DoorDash to acquire Deliveroo
73 comments
·May 6, 2025Raed667
nmstoker
Will be interesting.
Back when I used Deliveroo, tipping always led to worse delivery success rates so I gave up.
They suddenly became really bad recently, which is unfortunate as they generally had the edge on Uber Eats (total charlatans!)
NavinF
> tipping always led to worse delivery success rates
What does this mean? If you don't tip on doordash in the US, your order just arrives a few minutes later than usual since the auction starts at a lower price and drivers will reject the lowest prices
darth_avocado
> A few minutes later than usual
That’s an understatement. Your order sits on the shelf for while before someone picks up if you don’t tip, sometimes more than 30 mins, until DoorDash forces some poor underpaid driver to pick it up sometimes with incentives, but mostly threats on their livelihood. In some cases, drivers do pick it up, don’t deliver, eat your stuff, or drive in other directions to focus on other orders. Orders without tips do extremely poorly these days.
pluc
These things are omnipresent in European capitals, it's quite striking. It might be inconvenient but it's not gonna stop people any more than the privacy concerns of the apps do.
Raed667
I live in France and use Deliveroo (or UberEats some rare times) maybe once a month.

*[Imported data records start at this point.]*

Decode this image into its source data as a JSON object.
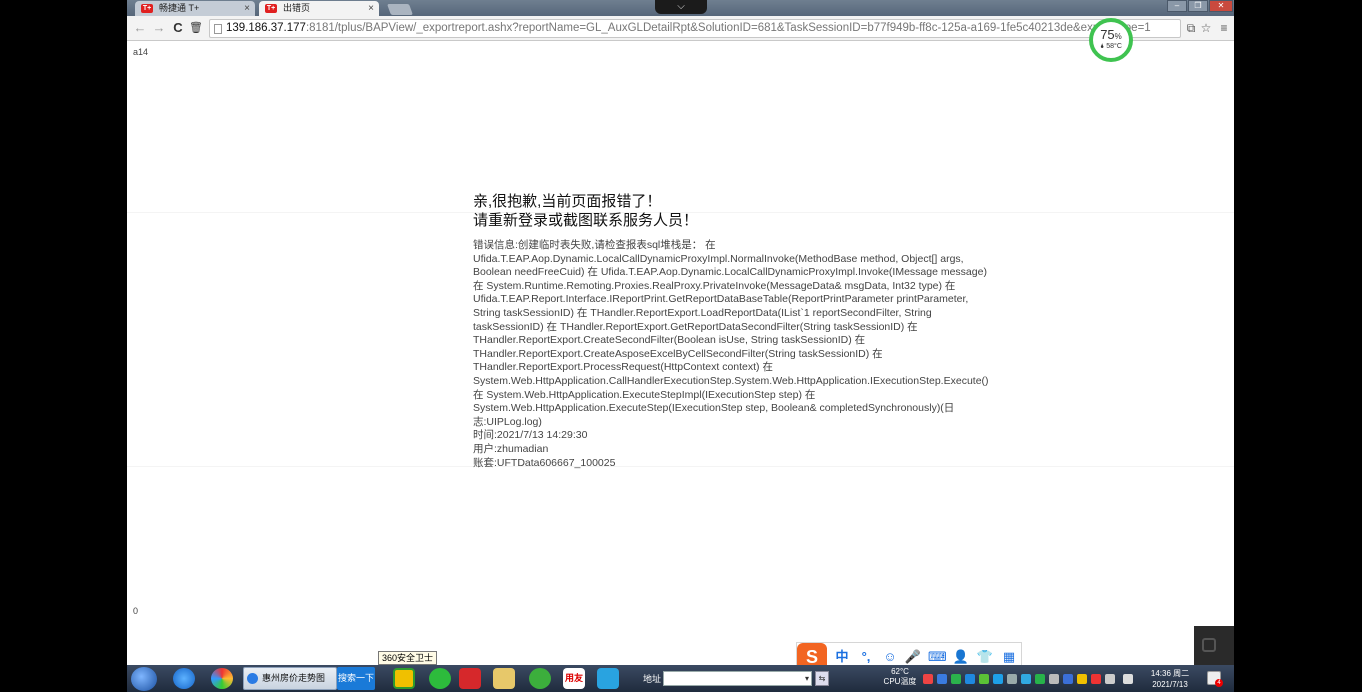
{
  "browser": {
    "tabs": [
      {
        "label": "畅捷通 T+",
        "favicon": "T+"
      },
      {
        "label": "出错页",
        "favicon": "T+"
      }
    ],
    "tab_close_glyph": "×",
    "dropdown_glyph": "⌵",
    "window_controls": {
      "minimize": "–",
      "restore": "❐",
      "close": "✕"
    },
    "nav": {
      "back": "←",
      "forward": "→",
      "reload": "C",
      "delete": "🗑"
    },
    "address": {
      "host": "139.186.37.177",
      "rest": ":8181/tplus/BAPView/_exportreport.ashx?reportName=GL_AuxGLDetailRpt&SolutionID=681&TaskSessionID=b77f949b-ff8c-125a-a169-1fe5c40213de&exportType=1"
    },
    "toolbar_right": {
      "translate": "⧉",
      "star": "☆",
      "menu": "≡"
    }
  },
  "gauge": {
    "percent": "75",
    "percent_unit": "%",
    "temp": "🌢 58°C",
    "color": "#3fc350"
  },
  "page": {
    "corner_top_left": "a14",
    "corner_bottom_left": "0",
    "error_title_1": "亲,很抱歉,当前页面报错了！",
    "error_title_2": "请重新登录或截图联系服务人员！",
    "error_lines": [
      "错误信息:创建临时表失败,请检查报表sql堆栈是： 在",
      "Ufida.T.EAP.Aop.Dynamic.LocalCallDynamicProxyImpl.NormalInvoke(MethodBase method, Object[] args,",
      "Boolean needFreeCuid) 在 Ufida.T.EAP.Aop.Dynamic.LocalCallDynamicProxyImpl.Invoke(IMessage message)",
      "在 System.Runtime.Remoting.Proxies.RealProxy.PrivateInvoke(MessageData& msgData, Int32 type) 在",
      "Ufida.T.EAP.Report.Interface.IReportPrint.GetReportDataBaseTable(ReportPrintParameter printParameter,",
      "String taskSessionID) 在 THandler.ReportExport.LoadReportData(IList`1 reportSecondFilter, String",
      "taskSessionID) 在 THandler.ReportExport.GetReportDataSecondFilter(String taskSessionID) 在",
      "THandler.ReportExport.CreateSecondFilter(Boolean isUse, String taskSessionID) 在",
      "THandler.ReportExport.CreateAsposeExcelByCellSecondFilter(String taskSessionID) 在",
      "THandler.ReportExport.ProcessRequest(HttpContext context) 在",
      "System.Web.HttpApplication.CallHandlerExecutionStep.System.Web.HttpApplication.IExecutionStep.Execute()",
      "在 System.Web.HttpApplication.ExecuteStepImpl(IExecutionStep step) 在",
      "System.Web.HttpApplication.ExecuteStep(IExecutionStep step, Boolean& completedSynchronously)(日",
      "志:UIPLog.log)",
      "时间:2021/7/13 14:29:30",
      "用户:zhumadian",
      "账套:UFTData606667_100025"
    ]
  },
  "ime_bar": {
    "logo": "S",
    "items": [
      "中",
      "°,",
      "☺",
      "🎤",
      "⌨",
      "👤",
      "👕",
      "▦"
    ]
  },
  "tooltip": "360安全卫士",
  "taskbar": {
    "ie_task_label": "惠州房价走势图",
    "search_button": "搜索一下",
    "yonyou_label": "用友",
    "address_label": "地址",
    "address_dropdown_glyph": "▾",
    "address_go_glyph": "⇆",
    "cpu_temp": "62°C",
    "cpu_label": "CPU温度",
    "clock_time": "14:36 周二",
    "clock_date": "2021/7/13",
    "notification_count": "4"
  }
}
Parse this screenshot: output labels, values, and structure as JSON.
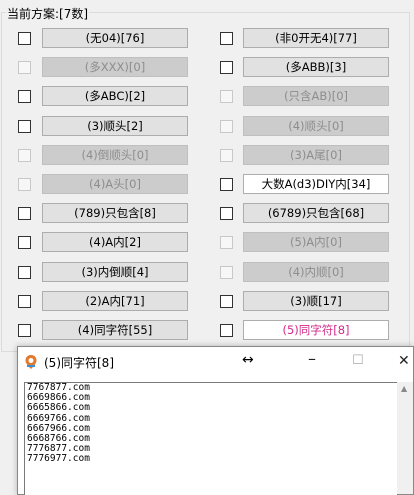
{
  "group": {
    "title": "当前方案:[7数]"
  },
  "left": [
    {
      "label": "(无04)[76]",
      "disabled": false
    },
    {
      "label": "(多XXX)[0]",
      "disabled": true
    },
    {
      "label": "(多ABC)[2]",
      "disabled": false
    },
    {
      "label": "(3)顺头[2]",
      "disabled": false
    },
    {
      "label": "(4)倒顺头[0]",
      "disabled": true
    },
    {
      "label": "(4)A头[0]",
      "disabled": true
    },
    {
      "label": "(789)只包含[8]",
      "disabled": false
    },
    {
      "label": "(4)A内[2]",
      "disabled": false
    },
    {
      "label": "(3)内倒顺[4]",
      "disabled": false
    },
    {
      "label": "(2)A内[71]",
      "disabled": false
    },
    {
      "label": "(4)同字符[55]",
      "disabled": false
    }
  ],
  "right": [
    {
      "label": "(非0开无4)[77]",
      "disabled": false
    },
    {
      "label": "(多ABB)[3]",
      "disabled": false
    },
    {
      "label": "(只含AB)[0]",
      "disabled": true
    },
    {
      "label": "(4)顺头[0]",
      "disabled": true
    },
    {
      "label": "(3)A尾[0]",
      "disabled": true
    },
    {
      "label": "大数A(d3)DIY内[34]",
      "disabled": false,
      "style": "white"
    },
    {
      "label": "(6789)只包含[68]",
      "disabled": false
    },
    {
      "label": "(5)A内[0]",
      "disabled": true
    },
    {
      "label": "(4)内顺[0]",
      "disabled": true
    },
    {
      "label": "(3)顺[17]",
      "disabled": false
    },
    {
      "label": "(5)同字符[8]",
      "disabled": false,
      "style": "pink"
    }
  ],
  "popup": {
    "title": "(5)同字符[8]",
    "lines": [
      "7767877.com",
      "6669866.com",
      "6665866.com",
      "6669766.com",
      "6667966.com",
      "6668766.com",
      "7776877.com",
      "7776977.com"
    ]
  },
  "colors": {
    "pink": "#d42a8b",
    "disabled_text": "#8d8d8d"
  }
}
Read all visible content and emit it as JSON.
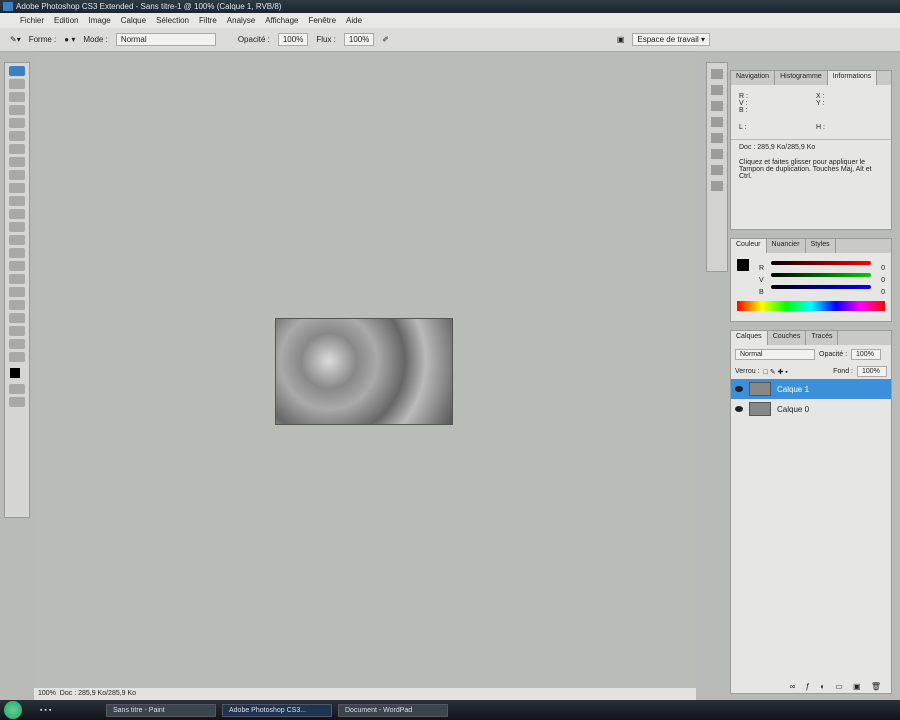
{
  "window": {
    "title": "Adobe Photoshop CS3 Extended - Sans titre-1 @ 100% (Calque 1, RVB/8)"
  },
  "menu": [
    "Fichier",
    "Edition",
    "Image",
    "Calque",
    "Sélection",
    "Filtre",
    "Analyse",
    "Affichage",
    "Fenêtre",
    "Aide"
  ],
  "options": {
    "brush_label": "Forme :",
    "mode_label": "Mode :",
    "mode_value": "Normal",
    "opacity_label": "Opacité :",
    "opacity_value": "100%",
    "flow_label": "Flux :",
    "flow_value": "100%",
    "workspace": "Espace de travail ▾"
  },
  "info_panel": {
    "tabs": [
      "Navigation",
      "Histogramme",
      "Informations"
    ],
    "r": "R :",
    "g": "V :",
    "b": "B :",
    "x": "X :",
    "y": "Y :",
    "w": "L :",
    "h": "H :",
    "doc": "Doc : 285,9 Ko/285,9 Ko",
    "hint": "Cliquez et faites glisser pour appliquer le Tampon de duplication. Touches Maj, Alt et Ctrl."
  },
  "color_panel": {
    "tabs": [
      "Couleur",
      "Nuancier",
      "Styles"
    ],
    "labels": [
      "R",
      "V",
      "B"
    ],
    "values": [
      "0",
      "0",
      "0"
    ]
  },
  "layers_panel": {
    "tabs": [
      "Calques",
      "Couches",
      "Tracés"
    ],
    "blend": "Normal",
    "opacity_label": "Opacité :",
    "opacity": "100%",
    "lock_label": "Verrou :",
    "fill_label": "Fond :",
    "fill": "100%",
    "layers": [
      {
        "name": "Calque 1",
        "selected": true
      },
      {
        "name": "Calque 0",
        "selected": false
      }
    ]
  },
  "status": {
    "zoom": "100%",
    "doc": "Doc : 285,9 Ko/285,9 Ko"
  },
  "taskbar": {
    "items": [
      "Sans titre - Paint",
      "Adobe Photoshop CS3...",
      "Document - WordPad"
    ]
  }
}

There is already a tipping UI in the app, but it is not intrusive, nothing as aggressive as what you'd experience in the US where you're inclined to pre-tip even before the delivery happens.
As for the capitals, yes it is becoming a thing but from my personal experience it is limited to touristy places
ramesh31
>It is inevitable for DoorDash to make tipping an even more annoying and intrusive part of Deliveroo. I can't wait to see how europeen users react to that.
On demand food delivery is a premium luxury service (though the platforms have done their best to market it as otherwise). Please tip accordingly. These people work their asses off and are generally from a very low income background. If you have problems with that, go to the grocery store.
JumpCrisscross
> On demand food delivery is a premium luxury service, though the platforms have done their best to market it as otherwise. Please tip accordingly
I stopped automatically tipping in New York City and the Bay Area. They earn a minimum wage now [1]. If they go above and beyond, sure, I'll tip. But if they just do their job, there are now regulations that have them get paid.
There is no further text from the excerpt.